La supersticiosa ética del lector. Notas para comenzar una polémica1 - Alberto Giordano

 

Pensar y tomar una cosa en serio, asumir su peso,

para ellos es lo mismo, no tienen otra experiencia.

Friedrich Nietzsche, La voluntad de poder

 

No deja de llamarnos la atención con qué frecuencia quienes se interesan por la literatura terminan alejándose de ella. Lo que comienza como un vínculo incierto, más próximo a los extravíos en los que nos precipita una pasión amorosa que al cálculo de intereses que gobierna en un contrato de trabajo, termina siendo una relación conveniente. Una circunstancia extraña que no puede, si se la aprecia detenidamente, más que suscitar perplejidad (¿qué raro sortilegio hace que alguien se entregue, como no se entrega a nada, con una disponibilidad absoluta, al acontecer de una realidad que no consiste más que en palabras?, ¿qué fuerzas extrañas lo llevan a abandonar el mundo por un tiempo para entregarse, como se dice, «en cuerpo y alma», a los avatares de un mundo imaginario?), se resuelve en un ejercicio convencional, en una práctica socialmente legitimada: el conocimiento.

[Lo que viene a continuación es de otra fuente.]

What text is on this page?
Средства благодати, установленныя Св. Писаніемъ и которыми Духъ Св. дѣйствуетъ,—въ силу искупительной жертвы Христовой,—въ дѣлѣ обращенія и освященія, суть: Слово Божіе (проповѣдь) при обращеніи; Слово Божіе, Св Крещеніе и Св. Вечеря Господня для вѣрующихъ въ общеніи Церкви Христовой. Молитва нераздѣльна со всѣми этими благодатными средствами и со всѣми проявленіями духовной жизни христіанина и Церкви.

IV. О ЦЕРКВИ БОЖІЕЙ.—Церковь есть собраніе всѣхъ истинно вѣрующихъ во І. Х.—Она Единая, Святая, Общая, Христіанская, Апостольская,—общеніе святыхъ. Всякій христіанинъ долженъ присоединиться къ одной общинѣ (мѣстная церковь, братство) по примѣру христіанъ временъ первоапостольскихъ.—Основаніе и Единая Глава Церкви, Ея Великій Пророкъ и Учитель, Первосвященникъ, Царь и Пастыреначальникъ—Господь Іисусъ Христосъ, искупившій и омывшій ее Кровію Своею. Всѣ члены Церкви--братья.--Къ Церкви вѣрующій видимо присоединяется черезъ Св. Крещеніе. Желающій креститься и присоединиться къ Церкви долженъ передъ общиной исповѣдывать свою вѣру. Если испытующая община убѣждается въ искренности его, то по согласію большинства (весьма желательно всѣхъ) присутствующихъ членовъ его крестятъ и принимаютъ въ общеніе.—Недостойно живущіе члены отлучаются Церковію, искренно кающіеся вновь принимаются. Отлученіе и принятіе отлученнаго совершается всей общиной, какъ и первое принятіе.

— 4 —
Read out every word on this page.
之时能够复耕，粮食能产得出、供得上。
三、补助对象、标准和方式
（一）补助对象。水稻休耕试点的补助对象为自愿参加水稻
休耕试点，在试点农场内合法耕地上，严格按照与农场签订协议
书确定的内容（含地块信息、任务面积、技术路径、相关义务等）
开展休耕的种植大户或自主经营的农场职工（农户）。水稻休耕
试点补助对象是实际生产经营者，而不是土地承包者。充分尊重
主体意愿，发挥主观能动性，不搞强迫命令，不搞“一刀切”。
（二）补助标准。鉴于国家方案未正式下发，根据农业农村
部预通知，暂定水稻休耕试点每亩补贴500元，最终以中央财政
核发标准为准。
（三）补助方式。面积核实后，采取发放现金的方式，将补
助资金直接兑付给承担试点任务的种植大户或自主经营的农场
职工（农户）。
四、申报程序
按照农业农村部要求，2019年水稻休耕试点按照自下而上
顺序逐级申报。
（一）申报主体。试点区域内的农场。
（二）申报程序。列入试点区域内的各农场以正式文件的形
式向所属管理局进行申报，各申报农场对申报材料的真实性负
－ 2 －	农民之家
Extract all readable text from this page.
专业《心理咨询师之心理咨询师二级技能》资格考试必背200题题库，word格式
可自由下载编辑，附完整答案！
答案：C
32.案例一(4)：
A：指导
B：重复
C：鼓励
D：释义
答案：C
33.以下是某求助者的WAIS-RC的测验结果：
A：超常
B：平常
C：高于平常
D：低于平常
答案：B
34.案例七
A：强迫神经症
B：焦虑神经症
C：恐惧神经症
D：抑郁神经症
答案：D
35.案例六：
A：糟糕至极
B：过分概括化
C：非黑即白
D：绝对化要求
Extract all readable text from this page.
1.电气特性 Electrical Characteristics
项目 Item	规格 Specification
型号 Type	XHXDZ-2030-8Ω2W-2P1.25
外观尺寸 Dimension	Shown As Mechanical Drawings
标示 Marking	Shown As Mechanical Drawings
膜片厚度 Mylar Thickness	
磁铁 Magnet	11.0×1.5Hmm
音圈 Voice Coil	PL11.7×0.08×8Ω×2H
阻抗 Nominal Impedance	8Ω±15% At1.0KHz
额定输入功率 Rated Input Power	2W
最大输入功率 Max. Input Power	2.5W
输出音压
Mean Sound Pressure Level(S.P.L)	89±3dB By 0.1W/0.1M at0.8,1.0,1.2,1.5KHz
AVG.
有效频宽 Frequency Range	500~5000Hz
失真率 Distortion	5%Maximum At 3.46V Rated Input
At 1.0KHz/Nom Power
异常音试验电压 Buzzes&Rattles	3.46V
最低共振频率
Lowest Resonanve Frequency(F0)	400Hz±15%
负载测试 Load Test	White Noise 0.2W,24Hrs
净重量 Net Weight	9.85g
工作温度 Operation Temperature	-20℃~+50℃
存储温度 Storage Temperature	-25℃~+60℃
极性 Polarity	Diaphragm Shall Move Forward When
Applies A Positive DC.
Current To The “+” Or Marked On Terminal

Tal vez podamos con un ejemplo aproximarnos mejor al sentido de lo que intentamos comunicar. Imaginemos un crítico de Arlt, alguien que ha sido –y no dejará de serlo, al menos no del todo– un lector apasionado de las invenciones arltianas, un lector que le debe a la obra de Arlt, a esa obra a la que entregó sin reservas su fervor y su tiempo, momentos de vertiginosa felicidad; imaginemos que ese crítico, impulsado por el goce de las repetidas lecturas, se decide a escribir sobre la obra amada para transmitir lo que sabe de ella. Mientras conjetura los posibles desarrollos de su trabajo, nuestro crítico encuentra, inesperadamente, en el prólogo a una antología de relatos poco conocidos de Arlt, una información que se le aparece como el punto de partida para una investigación en la que podrá apoyar su escritura. La “prueba de amor” –lee en ese prólogo– es el tema de numerosos artículos publicados en diarios y revistas de la década del ‘20; la frecuencia con que aparece, por ejemplo, en Mundo Argentino testimonia la pertenencia de ese tópico al imaginario sentimental de la clase media argentina de la época.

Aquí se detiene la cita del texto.